Genomic surveillance of a vector control trial

From the Anopheles gambiae 1000 Genomes project we have identified numerous candidate insecticide resistance loci, some of which are causally associated with resistance in wild populations. Many variants confer resistance multiple classes of insecticide. Recently, the CRISPR/Cas9 endonuclease system was adapted for transformation of Anopheles mosquitoes. This transformation system can be used to introduce mutations or entire transgenes into the mosquito genome in a site-specific manner. Through homology-directed repair, individual mutations can be introduced into mosquitoes without any additional exogenous DNA sequences. In addition, large transgene cassettes carrying both regulatory and protein coding sequences can be introduced.
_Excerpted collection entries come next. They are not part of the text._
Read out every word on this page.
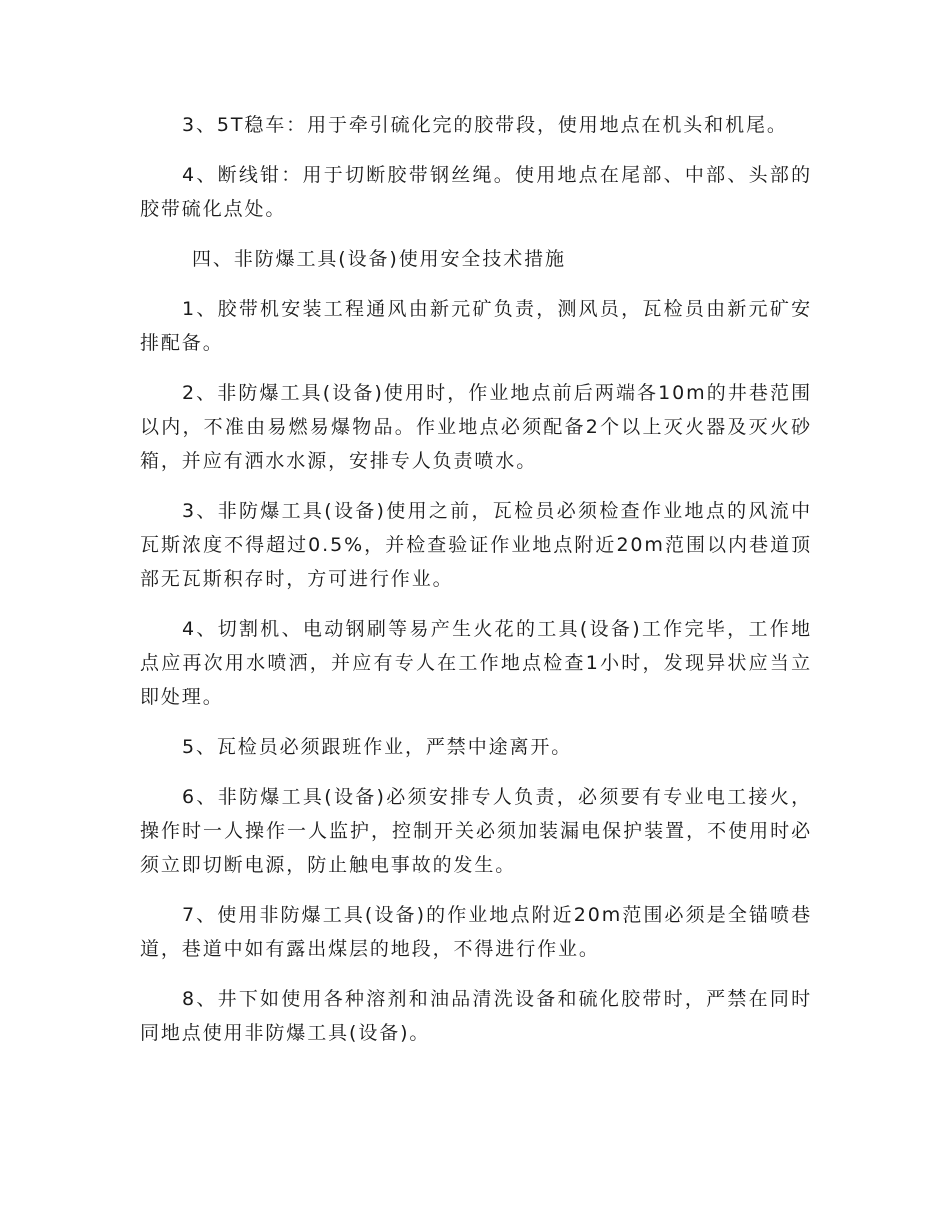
3、5T稳车：用于牵引硫化完的胶带段，使用地点在机头和机尾。

4、断线钳：用于切断胶带钢丝绳。使用地点在尾部、中部、头部的胶带硫化点处。

四、非防爆工具(设备)使用安全技术措施

1、胶带机安装工程通风由新元矿负责，测风员，瓦检员由新元矿安排配备。

2、非防爆工具(设备)使用时，作业地点前后两端各10m的井巷范围以内，不准由易燃易爆物品。作业地点必须配备2个以上灭火器及灭火砂箱，并应有洒水水源，安排专人负责喷水。

3、非防爆工具(设备)使用之前，瓦检员必须检查作业地点的风流中瓦斯浓度不得超过0.5%，并检查验证作业地点附近20m范围以内巷道顶部无瓦斯积存时，方可进行作业。

4、切割机、电动钢刷等易产生火花的工具(设备)工作完毕，工作地点应再次用水喷洒，并应有专人在工作地点检查1小时，发现异状应当立即处理。

5、瓦检员必须跟班作业，严禁中途离开。

6、非防爆工具(设备)必须安排专人负责，必须要有专业电工接火，操作时一人操作一人监护，控制开关必须加装漏电保护装置，不使用时必须立即切断电源，防止触电事故的发生。

7、使用非防爆工具(设备)的作业地点附近20m范围必须是全锚喷巷道，巷道中如有露出煤层的地段，不得进行作业。

8、井下如使用各种溶剂和油品清洗设备和硫化胶带时，严禁在同时同地点使用非防爆工具(设备)。
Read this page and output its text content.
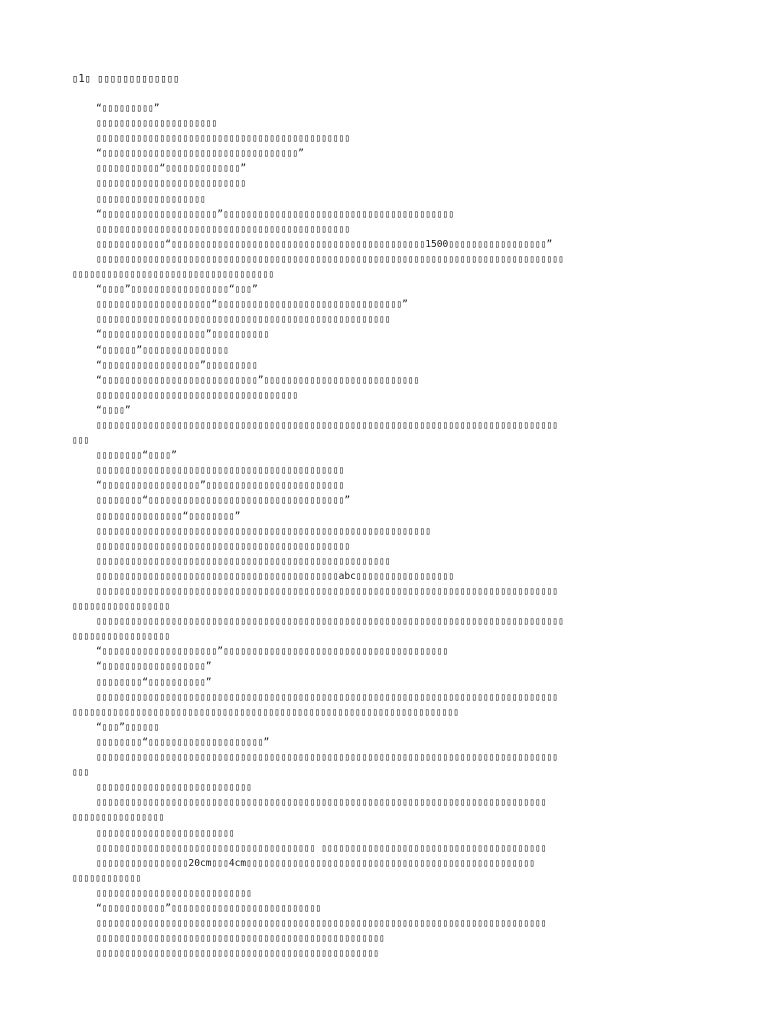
▯1▯ ▯▯▯▯▯▯▯▯▯▯▯▯▯
“▯▯▯▯▯▯▯▯▯”
▯▯▯▯▯▯▯▯▯▯▯▯▯▯▯▯▯▯▯▯▯
▯▯▯▯▯▯▯▯▯▯▯▯▯▯▯▯▯▯▯▯▯▯▯▯▯▯▯▯▯▯▯▯▯▯▯▯▯▯▯▯▯▯▯▯
“▯▯▯▯▯▯▯▯▯▯▯▯▯▯▯▯▯▯▯▯▯▯▯▯▯▯▯▯▯▯▯▯▯▯”
▯▯▯▯▯▯▯▯▯▯▯“▯▯▯▯▯▯▯▯▯▯▯▯▯”
▯▯▯▯▯▯▯▯▯▯▯▯▯▯▯▯▯▯▯▯▯▯▯▯▯▯
▯▯▯▯▯▯▯▯▯▯▯▯▯▯▯▯▯▯▯
“▯▯▯▯▯▯▯▯▯▯▯▯▯▯▯▯▯▯▯▯”▯▯▯▯▯▯▯▯▯▯▯▯▯▯▯▯▯▯▯▯▯▯▯▯▯▯▯▯▯▯▯▯▯▯▯▯▯▯▯▯
▯▯▯▯▯▯▯▯▯▯▯▯▯▯▯▯▯▯▯▯▯▯▯▯▯▯▯▯▯▯▯▯▯▯▯▯▯▯▯▯▯▯▯▯
▯▯▯▯▯▯▯▯▯▯▯▯“▯▯▯▯▯▯▯▯▯▯▯▯▯▯▯▯▯▯▯▯▯▯▯▯▯▯▯▯▯▯▯▯▯▯▯▯▯▯▯▯▯▯▯▯1500▯▯▯▯▯▯▯▯▯▯▯▯▯▯▯▯▯”
▯▯▯▯▯▯▯▯▯▯▯▯▯▯▯▯▯▯▯▯▯▯▯▯▯▯▯▯▯▯▯▯▯▯▯▯▯▯▯▯▯▯▯▯▯▯▯▯▯▯▯▯▯▯▯▯▯▯▯▯▯▯▯▯▯▯▯▯▯▯▯▯▯▯▯▯▯▯▯▯▯
▯▯▯▯▯▯▯▯▯▯▯▯▯▯▯▯▯▯▯▯▯▯▯▯▯▯▯▯▯▯▯▯▯▯▯
“▯▯▯▯”▯▯▯▯▯▯▯▯▯▯▯▯▯▯▯▯▯“▯▯▯”
▯▯▯▯▯▯▯▯▯▯▯▯▯▯▯▯▯▯▯▯“▯▯▯▯▯▯▯▯▯▯▯▯▯▯▯▯▯▯▯▯▯▯▯▯▯▯▯▯▯▯▯▯”
▯▯▯▯▯▯▯▯▯▯▯▯▯▯▯▯▯▯▯▯▯▯▯▯▯▯▯▯▯▯▯▯▯▯▯▯▯▯▯▯▯▯▯▯▯▯▯▯▯▯▯
“▯▯▯▯▯▯▯▯▯▯▯▯▯▯▯▯▯▯”▯▯▯▯▯▯▯▯▯▯
“▯▯▯▯▯▯”▯▯▯▯▯▯▯▯▯▯▯▯▯▯▯
“▯▯▯▯▯▯▯▯▯▯▯▯▯▯▯▯▯”▯▯▯▯▯▯▯▯▯
“▯▯▯▯▯▯▯▯▯▯▯▯▯▯▯▯▯▯▯▯▯▯▯▯▯▯▯”▯▯▯▯▯▯▯▯▯▯▯▯▯▯▯▯▯▯▯▯▯▯▯▯▯▯▯
▯▯▯▯▯▯▯▯▯▯▯▯▯▯▯▯▯▯▯▯▯▯▯▯▯▯▯▯▯▯▯▯▯▯▯
“▯▯▯▯”
▯▯▯▯▯▯▯▯▯▯▯▯▯▯▯▯▯▯▯▯▯▯▯▯▯▯▯▯▯▯▯▯▯▯▯▯▯▯▯▯▯▯▯▯▯▯▯▯▯▯▯▯▯▯▯▯▯▯▯▯▯▯▯▯▯▯▯▯▯▯▯▯▯▯▯▯▯▯▯▯
▯▯▯
▯▯▯▯▯▯▯▯“▯▯▯▯”
▯▯▯▯▯▯▯▯▯▯▯▯▯▯▯▯▯▯▯▯▯▯▯▯▯▯▯▯▯▯▯▯▯▯▯▯▯▯▯▯▯▯▯
“▯▯▯▯▯▯▯▯▯▯▯▯▯▯▯▯▯”▯▯▯▯▯▯▯▯▯▯▯▯▯▯▯▯▯▯▯▯▯▯▯▯
▯▯▯▯▯▯▯▯“▯▯▯▯▯▯▯▯▯▯▯▯▯▯▯▯▯▯▯▯▯▯▯▯▯▯▯▯▯▯▯▯▯▯”
▯▯▯▯▯▯▯▯▯▯▯▯▯▯▯“▯▯▯▯▯▯▯▯”
▯▯▯▯▯▯▯▯▯▯▯▯▯▯▯▯▯▯▯▯▯▯▯▯▯▯▯▯▯▯▯▯▯▯▯▯▯▯▯▯▯▯▯▯▯▯▯▯▯▯▯▯▯▯▯▯▯▯
▯▯▯▯▯▯▯▯▯▯▯▯▯▯▯▯▯▯▯▯▯▯▯▯▯▯▯▯▯▯▯▯▯▯▯▯▯▯▯▯▯▯▯▯
▯▯▯▯▯▯▯▯▯▯▯▯▯▯▯▯▯▯▯▯▯▯▯▯▯▯▯▯▯▯▯▯▯▯▯▯▯▯▯▯▯▯▯▯▯▯▯▯▯▯▯
▯▯▯▯▯▯▯▯▯▯▯▯▯▯▯▯▯▯▯▯▯▯▯▯▯▯▯▯▯▯▯▯▯▯▯▯▯▯▯▯▯▯abc▯▯▯▯▯▯▯▯▯▯▯▯▯▯▯▯▯
▯▯▯▯▯▯▯▯▯▯▯▯▯▯▯▯▯▯▯▯▯▯▯▯▯▯▯▯▯▯▯▯▯▯▯▯▯▯▯▯▯▯▯▯▯▯▯▯▯▯▯▯▯▯▯▯▯▯▯▯▯▯▯▯▯▯▯▯▯▯▯▯▯▯▯▯▯▯▯▯
▯▯▯▯▯▯▯▯▯▯▯▯▯▯▯▯▯
▯▯▯▯▯▯▯▯▯▯▯▯▯▯▯▯▯▯▯▯▯▯▯▯▯▯▯▯▯▯▯▯▯▯▯▯▯▯▯▯▯▯▯▯▯▯▯▯▯▯▯▯▯▯▯▯▯▯▯▯▯▯▯▯▯▯▯▯▯▯▯▯▯▯▯▯▯▯▯▯▯
▯▯▯▯▯▯▯▯▯▯▯▯▯▯▯▯▯
“▯▯▯▯▯▯▯▯▯▯▯▯▯▯▯▯▯▯▯▯”▯▯▯▯▯▯▯▯▯▯▯▯▯▯▯▯▯▯▯▯▯▯▯▯▯▯▯▯▯▯▯▯▯▯▯▯▯▯▯
“▯▯▯▯▯▯▯▯▯▯▯▯▯▯▯▯▯▯”
▯▯▯▯▯▯▯▯“▯▯▯▯▯▯▯▯▯▯”
▯▯▯▯▯▯▯▯▯▯▯▯▯▯▯▯▯▯▯▯▯▯▯▯▯▯▯▯▯▯▯▯▯▯▯▯▯▯▯▯▯▯▯▯▯▯▯▯▯▯▯▯▯▯▯▯▯▯▯▯▯▯▯▯▯▯▯▯▯▯▯▯▯▯▯▯▯▯▯▯
▯▯▯▯▯▯▯▯▯▯▯▯▯▯▯▯▯▯▯▯▯▯▯▯▯▯▯▯▯▯▯▯▯▯▯▯▯▯▯▯▯▯▯▯▯▯▯▯▯▯▯▯▯▯▯▯▯▯▯▯▯▯▯▯▯▯▯
“▯▯▯”▯▯▯▯▯▯
▯▯▯▯▯▯▯▯“▯▯▯▯▯▯▯▯▯▯▯▯▯▯▯▯▯▯▯▯”
▯▯▯▯▯▯▯▯▯▯▯▯▯▯▯▯▯▯▯▯▯▯▯▯▯▯▯▯▯▯▯▯▯▯▯▯▯▯▯▯▯▯▯▯▯▯▯▯▯▯▯▯▯▯▯▯▯▯▯▯▯▯▯▯▯▯▯▯▯▯▯▯▯▯▯▯▯▯▯▯
▯▯▯
▯▯▯▯▯▯▯▯▯▯▯▯▯▯▯▯▯▯▯▯▯▯▯▯▯▯▯
▯▯▯▯▯▯▯▯▯▯▯▯▯▯▯▯▯▯▯▯▯▯▯▯▯▯▯▯▯▯▯▯▯▯▯▯▯▯▯▯▯▯▯▯▯▯▯▯▯▯▯▯▯▯▯▯▯▯▯▯▯▯▯▯▯▯▯▯▯▯▯▯▯▯▯▯▯▯
▯▯▯▯▯▯▯▯▯▯▯▯▯▯▯▯
▯▯▯▯▯▯▯▯▯▯▯▯▯▯▯▯▯▯▯▯▯▯▯▯
▯▯▯▯▯▯▯▯▯▯▯▯▯▯▯▯▯▯▯▯▯▯▯▯▯▯▯▯▯▯▯▯▯▯▯▯▯▯ ▯▯▯▯▯▯▯▯▯▯▯▯▯▯▯▯▯▯▯▯▯▯▯▯▯▯▯▯▯▯▯▯▯▯▯▯▯▯▯
▯▯▯▯▯▯▯▯▯▯▯▯▯▯▯▯20cm▯▯▯4cm▯▯▯▯▯▯▯▯▯▯▯▯▯▯▯▯▯▯▯▯▯▯▯▯▯▯▯▯▯▯▯▯▯▯▯▯▯▯▯▯▯▯▯▯▯▯▯▯▯▯
▯▯▯▯▯▯▯▯▯▯▯▯
▯▯▯▯▯▯▯▯▯▯▯▯▯▯▯▯▯▯▯▯▯▯▯▯▯▯▯
“▯▯▯▯▯▯▯▯▯▯▯”▯▯▯▯▯▯▯▯▯▯▯▯▯▯▯▯▯▯▯▯▯▯▯▯▯▯
▯▯▯▯▯▯▯▯▯▯▯▯▯▯▯▯▯▯▯▯▯▯▯▯▯▯▯▯▯▯▯▯▯▯▯▯▯▯▯▯▯▯▯▯▯▯▯▯▯▯▯▯▯▯▯▯▯▯▯▯▯▯▯▯▯▯▯▯▯▯▯▯▯▯▯▯▯▯
▯▯▯▯▯▯▯▯▯▯▯▯▯▯▯▯▯▯▯▯▯▯▯▯▯▯▯▯▯▯▯▯▯▯▯▯▯▯▯▯▯▯▯▯▯▯▯▯▯▯
▯▯▯▯▯▯▯▯▯▯▯▯▯▯▯▯▯▯▯▯▯▯▯▯▯▯▯▯▯▯▯▯▯▯▯▯▯▯▯▯▯▯▯▯▯▯▯▯▯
Using this tool we will introduce, individually, the target-site (eg Vgsc-1575Y; Vgsc-1874F) and metabolic (eg Gste2-114T; Cyp4j5; Cyp6m2) insecticide resistance-associated mutations we have identified into a fully susceptible strain of An. gambiae. By having lines with a standard genetic background we will be able to quantify the impact of individual mutations on susceptibility to a range of insecticides. We will be able to generate, with high fidelity, super-resistant lines which may be used by IVCC partners to test the efficacy of new and repurposed insecticides. This will enable industry to rationally market insecticides, reducing the chances of widespread distribution of potentially ineffective insecticides. The work will be beneficial to both discovery and development scientists, and will enable scientists / disease programme staff to have a clear understanding of the likely impacts of resistance, empowering them to develop insecticide resistance management strategies. Furthermore, policy makers will have access to normative testing procedures and a strong evidence base to support control decisions.